こうして改善!ボーナス依存貧乏

家計は本当に改善するの?そんな質問を受けることがあります。今回は、ボーナスを毎月の生活費の補てんに使い、生活も貯金もうまくいかなかった家庭が変化した実例を報告します。

家計は必ず変えることができる

貯金できる家計にしたいけれど、我が家はすでにできる範囲で頑張っているし、もう変われっこない……そう思っている人は多いでしょう。しかし、ちょっとしたきっかけで、少し発想を変えるだけで、みるみると家計が変化し、お金が残る、貯金が増える。そういうことが起こります。

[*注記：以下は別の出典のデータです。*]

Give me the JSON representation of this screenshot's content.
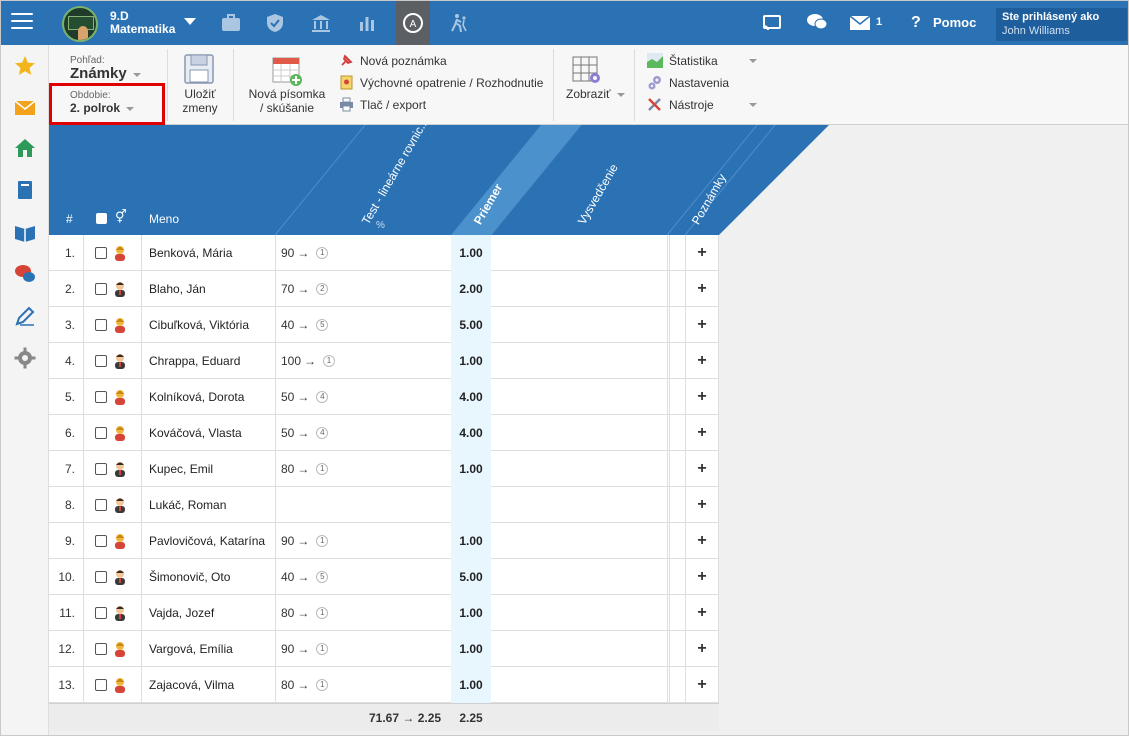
{
  "header": {
    "class_name_line1": "9.D",
    "class_name_line2": "Matematika",
    "messages_count": "1",
    "help_label": "Pomoc",
    "user_label": "Ste prihlásený ako",
    "user_name": "John Williams"
  },
  "toolbar": {
    "view_label": "Pohľad:",
    "view_value": "Známky",
    "period_label": "Obdobie:",
    "period_value": "2. polrok",
    "save_line1": "Uložiť",
    "save_line2": "zmeny",
    "new_test_line1": "Nová písomka",
    "new_test_line2": "/ skúšanie",
    "new_note": "Nová poznámka",
    "edu_measure": "Výchovné opatrenie / Rozhodnutie",
    "print_export": "Tlač / export",
    "show_label": "Zobraziť",
    "statistics": "Štatistika",
    "settings": "Nastavenia",
    "tools": "Nástroje"
  },
  "columns": {
    "num": "#",
    "name": "Meno",
    "test": "Test - lineárne rovnic...",
    "avg": "Priemer",
    "report": "Vysvedčenie",
    "notes": "Poznámky"
  },
  "students": [
    {
      "num": "1.",
      "name": "Benková, Mária",
      "points": "90",
      "grade": "1",
      "avg": "1.00",
      "gender": "female"
    },
    {
      "num": "2.",
      "name": "Blaho, Ján",
      "points": "70",
      "grade": "2",
      "avg": "2.00",
      "gender": "male"
    },
    {
      "num": "3.",
      "name": "Cibuľková, Viktória",
      "points": "40",
      "grade": "5",
      "avg": "5.00",
      "gender": "female"
    },
    {
      "num": "4.",
      "name": "Chrappa, Eduard",
      "points": "100",
      "grade": "1",
      "avg": "1.00",
      "gender": "male"
    },
    {
      "num": "5.",
      "name": "Kolníková, Dorota",
      "points": "50",
      "grade": "4",
      "avg": "4.00",
      "gender": "female"
    },
    {
      "num": "6.",
      "name": "Kováčová, Vlasta",
      "points": "50",
      "grade": "4",
      "avg": "4.00",
      "gender": "female"
    },
    {
      "num": "7.",
      "name": "Kupec, Emil",
      "points": "80",
      "grade": "1",
      "avg": "1.00",
      "gender": "male"
    },
    {
      "num": "8.",
      "name": "Lukáč, Roman",
      "points": "",
      "grade": "",
      "avg": "",
      "gender": "male"
    },
    {
      "num": "9.",
      "name": "Pavlovičová, Katarína",
      "points": "90",
      "grade": "1",
      "avg": "1.00",
      "gender": "female"
    },
    {
      "num": "10.",
      "name": "Šimonovič, Oto",
      "points": "40",
      "grade": "5",
      "avg": "5.00",
      "gender": "male"
    },
    {
      "num": "11.",
      "name": "Vajda, Jozef",
      "points": "80",
      "grade": "1",
      "avg": "1.00",
      "gender": "male"
    },
    {
      "num": "12.",
      "name": "Vargová, Emília",
      "points": "90",
      "grade": "1",
      "avg": "1.00",
      "gender": "female"
    },
    {
      "num": "13.",
      "name": "Zajacová, Vilma",
      "points": "80",
      "grade": "1",
      "avg": "1.00",
      "gender": "female"
    }
  ],
  "footer": {
    "sum": "71.67 → 2.25",
    "avg": "2.25"
  },
  "colors": {
    "topbar": "#2b72b5",
    "header": "#2b72b5",
    "avg_col": "#e8f6fd",
    "highlight": "#e00000"
  }
}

甘えや惰性は捨てて、生活の楽しみを残しながらも、必要な支出のみに抑える。そういうことを、自分や自分の家庭に合った方法で実践していけたらよいと思いませんか?今回は、貯金ゼロから生まれ変わった家計の実例をご紹介します。どのように家計が変化できるのかを知り、貯金体質へと改善する一助にしてもらえれば思います。

一見、問題のない家計に思えるYさん一家の例

埼玉県に住むYさん(41)は、同い年でパート勤務の妻と、小学2年生、5年生の子どもの4人暮らしです。住まいは賃貸住宅。年収は夫420万円ほど、妻80万円ほど、合計約500万円です。「家計はきちんと管理しているつもりなのにお金が貯まりません」ということを悩んでいます。貯金はほぼありません。

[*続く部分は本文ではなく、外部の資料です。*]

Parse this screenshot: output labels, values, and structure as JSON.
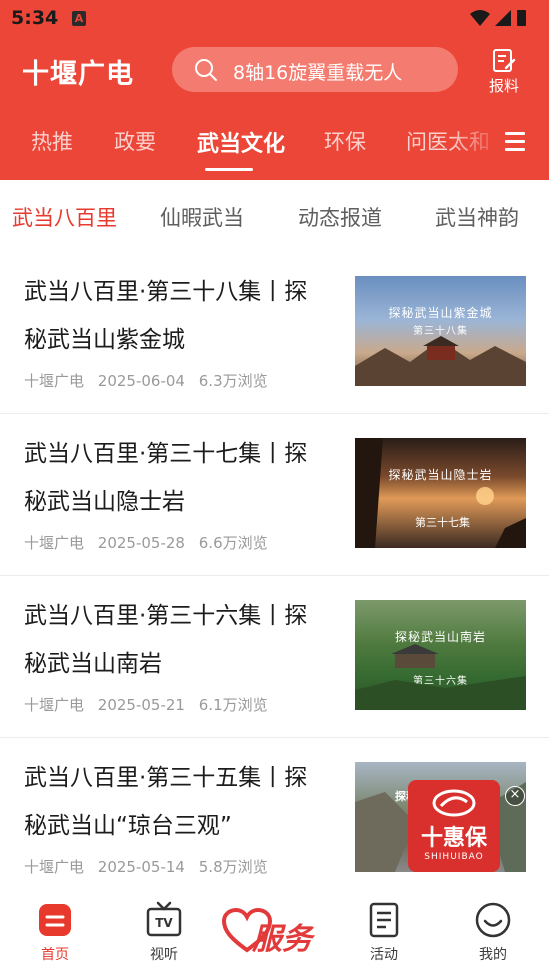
{
  "status_bar": {
    "time": "5:34",
    "notification_icon": "A"
  },
  "header": {
    "logo": "十堰广电",
    "search_placeholder": "8轴16旋翼重载无人",
    "report_label": "报料"
  },
  "tabs": [
    "热推",
    "政要",
    "武当文化",
    "环保",
    "问医太和"
  ],
  "active_tab": "武当文化",
  "subtabs": [
    "武当八百里",
    "仙暇武当",
    "动态报道",
    "武当神韵"
  ],
  "active_subtab": "武当八百里",
  "articles": [
    {
      "title": "武当八百里·第三十八集丨探秘武当山紫金城",
      "source": "十堰广电",
      "date": "2025-06-04",
      "views": "6.3万浏览",
      "thumb_title": "探秘武当山紫金城",
      "thumb_episode": "第三十八集"
    },
    {
      "title": "武当八百里·第三十七集丨探秘武当山隐士岩",
      "source": "十堰广电",
      "date": "2025-05-28",
      "views": "6.6万浏览",
      "thumb_title": "探秘武当山隐士岩",
      "thumb_episode": "第三十七集"
    },
    {
      "title": "武当八百里·第三十六集丨探秘武当山南岩",
      "source": "十堰广电",
      "date": "2025-05-21",
      "views": "6.1万浏览",
      "thumb_title": "探秘武当山南岩",
      "thumb_episode": "第三十六集"
    },
    {
      "title": "武当八百里·第三十五集丨探秘武当山“琼台三观”",
      "source": "十堰广电",
      "date": "2025-05-14",
      "views": "5.8万浏览",
      "thumb_title": "探秘",
      "thumb_episode": ""
    }
  ],
  "ad": {
    "name": "十惠保",
    "subtitle": "SHIHUIBAO"
  },
  "bottom_nav": {
    "home": "首页",
    "tv": "视听",
    "service": "服务",
    "activity": "活动",
    "mine": "我的"
  },
  "colors": {
    "brand_red": "#eb4637",
    "active_red": "#e83a2c"
  }
}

家計簿を見せてもらうと、ごく普通のようでした。少し頑張ると悩みは解決できそうです。しかし、奥さんから「これで収まればいいのですが……」という言葉が。続けて「これは現金や引き落としでやりくりできているものだけなのです。クレジットカードでの買い物が別にあります」と言うのです。

家計のピンチはクレジットカードのボーナス払いが原因

詳しく聞くと、クレジットカードのボーナス払いで生活費の補てんをしている、ボーナスに依存した家計状況でした。つまり年間のタームでいうと、1~3月および7~9月あたりは、直前に支給されたボーナスの残りを使って生活。4~6月および10~12月あたりは、クレジットカードでのボーナス払いを積極的にするという家計状況だったのです。

ボーナス補てん分とクレジットカードで使用していた分を毎月に振り分け、各費目を再計算してみたところ、初めにうかがった家計状況と大きな相違がありました。毎月5万円ほどをクレジットカードで補てんしているという、赤字家計が浮き彫りになったのです。

Yさん一家の1カ月の家計収支(改善前)

実際の家計は、ボーナスをあてにしないと回らないものでした

これではダメだね、どうしてそうなってしまったの?と思う人もいるでしょうが、こういった基本的なことができない、そして気付けない家庭は意外と多いのです。家計のやりくりの大原則は、「1カ月の収入の中で、1カ月の支出を収めること」です。お金を貯めるための鉄則でもありますが、これができずに、お金が貯まらないと嘆く家庭は実に多いのです。Yさん夫婦は現状を理解し、原則にのっとる家計管理ができるように努力しました。

Yさんが必死で行った支出改善

Yさん夫婦は、家計を改善するために様々な努力をしました。食費は一週間1万円を目標にし、外食や突然のメニュー変更もできるだけ計画的に心がけ、5万円でやりくりをしました。生命保険も保障内容を見直し、必要なものだけにして掛け金を節約しました。

そのほか、携帯電話のプラン見直しや家族サービスの付加、ガソリン代の節約、子どもの習い事は関心を持って取り組んでいるものに絞る、娯楽費はお金をかけない工夫をし、外食ではなくお弁当などを楽しむようにする、2つ取っていた新聞の一つをやめる、など、必要な部分は必ず残しながら、不要な部分は遠慮なくカットするというやり方で頑張りました。

これらを実行することで、大原則である「毎月の収入の中で支出を収める」ことができるように。頑張った分、ボーナスが出たら、行きたくても我慢していた外食やテーマパークに行くなど、お楽しみにも少し使うようにしましたが、それでも8割ほどを残せるようになり、貯金もこの2年、4回のボーナス中心の貯金で210万円ほどになりました。

Yさん一家の1カ月の家計収支(改善後)

努力により、収入の範囲で支出できるようになれました。貯金体質に近づいています

ボーナスは生活費のあてにしない

Yさんは、「多少苦しくても、毎月の収入の範囲内で生活していると、半年後のボーナスがご褒美のように思えます」と言います。ボーナスが確実にもらえるとは限らない現在、貯金をボーナスに頼るのはよくないという意見もありそうですが、当面、安定的に支給されるのであれば、あてにするのも一つの策です。その間に毎月の支出を見直し、無理せず支出を抑え、毎月貯金ができるようになるとよいと思います。

毎月の支出を5万円カットできたYさんは立派です。さらなる支出減を目指す工夫を続け、ボーナスからだけでなく、毎月の収入からも貯金ができるようになってほしいと思っています。

「ボーナスがあるさ症候群」にはならないで

ボーナス支給が当たり前の家庭では、毎月の生活費の赤字補てんによってボーナスがなくなってしまうケースが多いものです。こういう人たちを、私は「ボーナスがあるさ症候群」と呼んでいます。明らかにあてにしているという人もいますし、気が付かないうちにボーナスをあてにする生活になっていたという人もいます。

不安定な経済情勢の中、ボーナスをあてに生活していると、急に支給がストップし家計が回らなくなるという可能性も考えられます。やはり、ボーナスは日ごろの頑張りのご褒美としてとらえるようにし、支払いを補うものとして期待しないほうがよさそうです。